C’est avec bien du retard que je souligne
le décès de Jean-Baptiste Marcellesi (1930-2019). Je l'ai rencontré une seule fois, à l’occasion d’un colloque de sociolinguistique qu’il
avait organisé dans son université de Rouen en 1984. J’ai découvert un homme
affable, ouvert à la discussion, loin du dogmatisme que son militantisme
communiste aurait pu laisser supposer. Car communiste, il l’est resté toute sa
vie depuis ses années de lycée, malgré le pacte germano-soviétique, malgré
Budapest, malgré Prague. L’Humanité a
d’ailleurs publié un article lors de son décès mentionnant que « ses
travaux ont été au cœur des réflexions du PCF sur la question des langues
régionales, et en particulier sur la langue corse dans un État unitaire ».
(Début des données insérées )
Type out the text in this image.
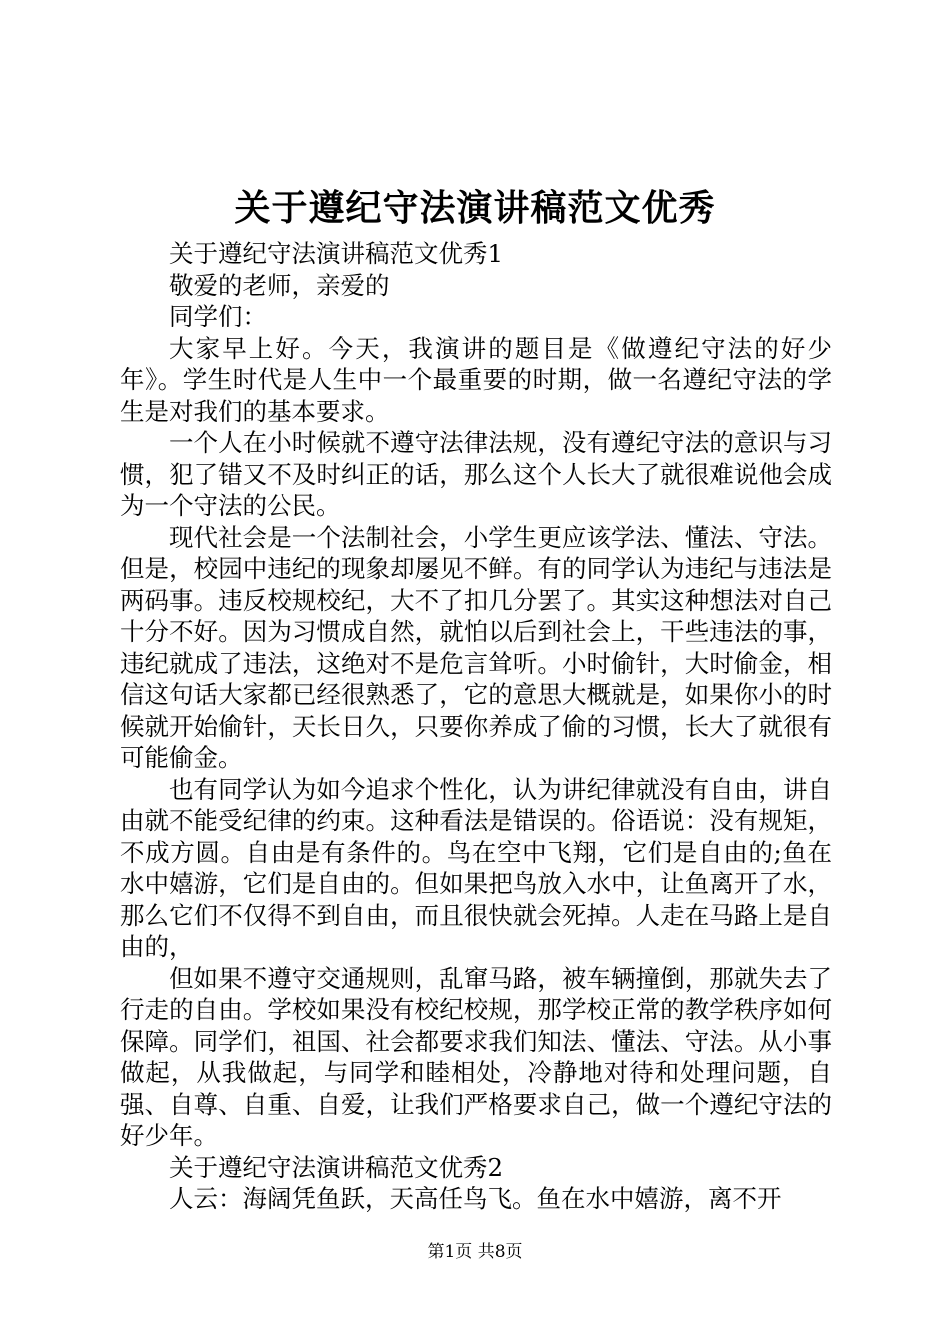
关于遵纪守法演讲稿范文优秀

关于遵纪守法演讲稿范文优秀1

敬爱的老师，亲爱的

同学们：

大家早上好。今天，我演讲的题目是《做遵纪守法的好少年》。学生时代是人生中一个最重要的时期，做一名遵纪守法的学生是对我们的基本要求。

一个人在小时候就不遵守法律法规，没有遵纪守法的意识与习惯，犯了错又不及时纠正的话，那么这个人长大了就很难说他会成为一个守法的公民。

现代社会是一个法制社会，小学生更应该学法、懂法、守法。但是，校园中违纪的现象却屡见不鲜。有的同学认为违纪与违法是两码事。违反校规校纪，大不了扣几分罢了。其实这种想法对自己十分不好。因为习惯成自然，就怕以后到社会上，干些违法的事，违纪就成了违法，这绝对不是危言耸听。小时偷针，大时偷金，相信这句话大家都已经很熟悉了，它的意思大概就是，如果你小的时候就开始偷针，天长日久，只要你养成了偷的习惯，长大了就很有可能偷金。

也有同学认为如今追求个性化，认为讲纪律就没有自由，讲自由就不能受纪律的约束。这种看法是错误的。俗语说：没有规矩，不成方圆。自由是有条件的。鸟在空中飞翔，它们是自由的;鱼在水中嬉游，它们是自由的。但如果把鸟放入水中，让鱼离开了水，那么它们不仅得不到自由，而且很快就会死掉。人走在马路上是自由的，

但如果不遵守交通规则，乱窜马路，被车辆撞倒，那就失去了行走的自由。学校如果没有校纪校规，那学校正常的教学秩序如何保障。同学们，祖国、社会都要求我们知法、懂法、守法。从小事做起，从我做起，与同学和睦相处，冷静地对待和处理问题，自强、自尊、自重、自爱，让我们严格要求自己，做一个遵纪守法的好少年。

关于遵纪守法演讲稿范文优秀2

人云：海阔凭鱼跃，天高任鸟飞。鱼在水中嬉游，离不开

第1页 共8页
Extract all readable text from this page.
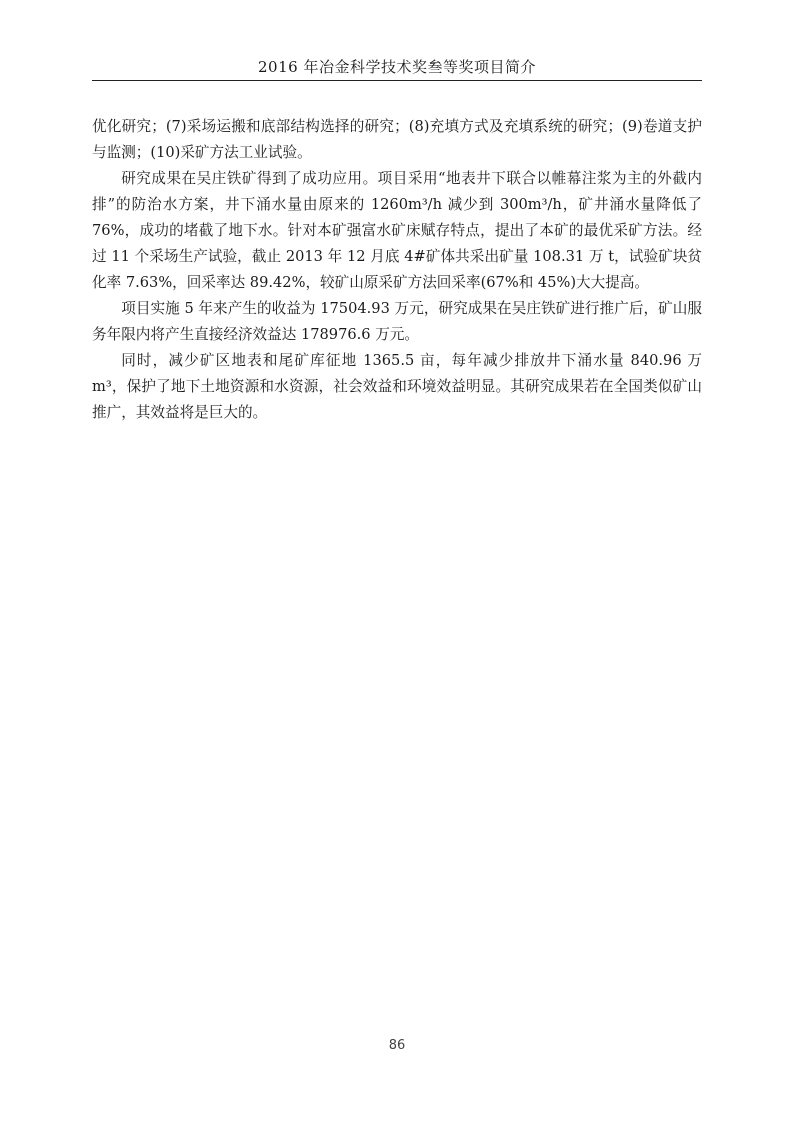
2016 年冶金科学技术奖叁等奖项目简介

优化研究；(7)采场运搬和底部结构选择的研究；(8)充填方式及充填系统的研究；(9)卷道支护与监测；(10)采矿方法工业试验。

研究成果在吴庄铁矿得到了成功应用。项目采用“地表井下联合以帷幕注浆为主的外截内排”的防治水方案，井下涌水量由原来的 1260m³/h 减少到 300m³/h，矿井涌水量降低了 76%，成功的堵截了地下水。针对本矿强富水矿床赋存特点，提出了本矿的最优采矿方法。经过 11 个采场生产试验，截止 2013 年 12 月底 4#矿体共采出矿量 108.31 万 t，试验矿块贫化率 7.63%，回采率达 89.42%，较矿山原采矿方法回采率(67%和 45%)大大提高。

项目实施 5 年来产生的收益为 17504.93 万元，研究成果在吴庄铁矿进行推广后，矿山服务年限内将产生直接经济效益达 178976.6 万元。

同时，减少矿区地表和尾矿库征地 1365.5 亩，每年减少排放井下涌水量 840.96 万 m³，保护了地下土地资源和水资源，社会效益和环境效益明显。其研究成果若在全国类似矿山推广，其效益将是巨大的。

86
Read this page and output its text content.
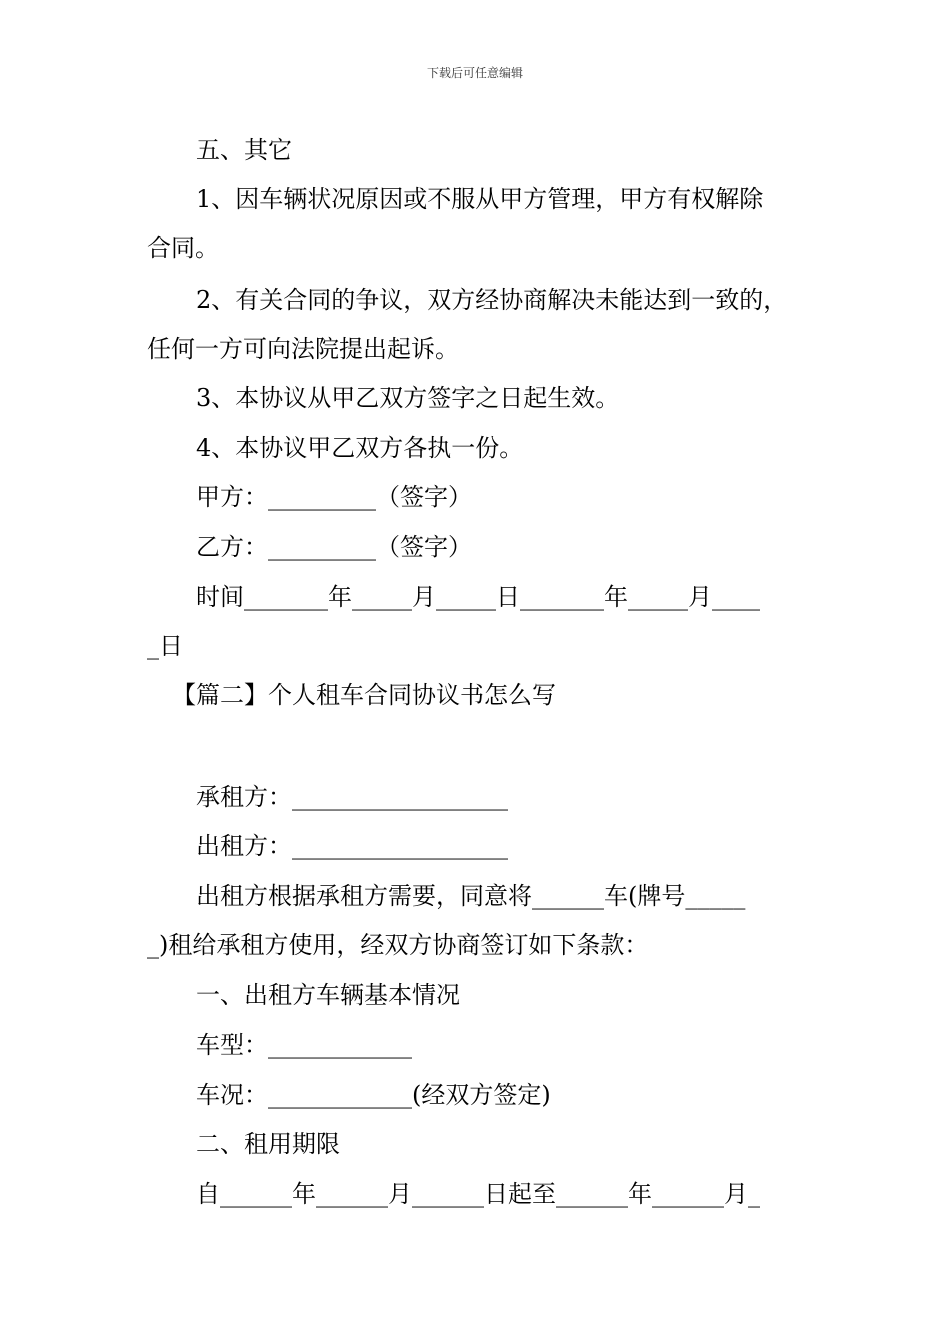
下载后可任意编辑
五、其它
1、因车辆状况原因或不服从甲方管理，甲方有权解除
合同。
2、有关合同的争议，双方经协商解决未能达到一致的，
任何一方可向法院提出起诉。
3、本协议从甲乙双方签字之日起生效。
4、本协议甲乙双方各执一份。
甲方：_________（签字）
乙方：_________（签字）
时间_______年_____月_____日_______年_____月____
_日
【篇二】个人租车合同协议书怎么写
承租方：__________________
出租方：__________________
出租方根据承租方需要，同意将______车(牌号_____
_)租给承租方使用，经双方协商签订如下条款：
一、出租方车辆基本情况
车型：____________
车况：____________(经双方签定)
二、租用期限
自______年______月______日起至______年______月_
Avec Bernard Gardin, il est l’auteur de la
première introduction à la sociolinguistique publiée en français (Introduction
à la sociolinguistique, la linguistique sociale, Paris, Larousse, 1974,
260 p.)[1].
Dans cet ouvrage, plusieurs pages sont consacrées aux interventions de Staline
dans le domaine de la linguistique*. Cela peut paraître étrange aujourd’hui.
Mais le sociolinguiste américain Joshua Fishman, qu’on ne pouvait soupçonner de
sympathies marxistes, craignait qu’après la chute du Mur de Berlin on accorde
moins d’attention aux critiques néo-marxistes dans le domaine de l’aménagement
linguistique[2].
Jean-Baptiste Marcellesi était d’origine
corse. C’est la situation de la langue corse qui lui a inspiré le concept de
langue polynomique :
D'après la définition
du linguiste Marcellesi, on appelle polynomique une langue dont l'unité est
abstraite et résulte d'un mouvement dialectique et non de la simple
ossification d'une norme unique. Son existence est basée sur la décision
massive de ceux qui la parlent de la considérer comme une, de lui donner un nom
spécifique et de la déclarer autonome par rapport aux langues reconnues.
— Paul
Colombani, « Polynomie », A viva voce
L’auteur de cette citation poursuit :
C'est donc une erreur
de croire que la définition du corse comme langue polynomique représente une
découverte scientifique. Il s'agit simplement d'une définition volontariste,
pour ne pas dire d'une décision arbitraire de la part de certains linguistes.
Eux le savent. Le problème est que dans le public beaucoup croient qu'il s'agit
d'une réalité objective, qu'on a "découvert" une originalité du corse
et une aspiration séculaire à une "libération" linguistique par
rapport à l'italien qui n'a jamais existé, mais que l'on tente d'établir en
torturant des textes et en cherchant d'improbables précédents.
[…]
… la notion de langue polynomique n'est pas une
réalité objective mais une affirmation volontariste (et dans le cas de la Corse
la volonté populaire n'est pas éclairée par l'information nécessaire) qui
induit en erreur parce que dans notre cas elle suggère l'idée d'une
hétérogénéité par rapport à l'italien.
Tout cela n’est pas sans rappeler le débat entre
les partisans d’une norme québécoise (endogénistes) et ceux du français dit
international. Tout compte fait, j’aurais pu intituler mon billet « Marxisme
et endogénisme ».
[1] On
peut toutefois contester cette primauté de Marcellesi et Gardin. Marcel Cohen avait
publié en 1956 Pour une sociologie du
langage (Paris, Albin Michel). La seconde édition est parue chez Maspero en
1971 sous le titre Matériaux pour une
sociologie du langage.
[2]
Joshua A. Fishman, « Neo-marxist and post-structural critiques of ‘classical’
language planning » dans : J. Maurais et P. Martel, Langues et sociétés en contact (Mélanges
Jean-Claude Corbeil), Tübingen, Niemeyer, 1994, pp. 41-47.
* * *
* Note historique:
«...l'intervention de Staline dans la Pravda en 1950 se fait en réaction aux positions prises par le linguiste Nicolas Marr (1865-1934) dont la notoriété fut d'abord liée à sa spécialité d'archéologue et de philologue du Caucase puis, à partir des années 1930 quand il devint vice-président de l'Académie de sciences de l'URSS, à sa théorie selon laquelle toutes les langues du monde dérivent d'un stock initial commun, et surtout à sa théorie selon laquelle « les différents « stades » du langage correspondent à des stades du développement des sociétés» (Andrée Tabouret-Keller, «Une lecture en 2008 de Pour une sociologie du langage (1956)», Langage et société 2009/2).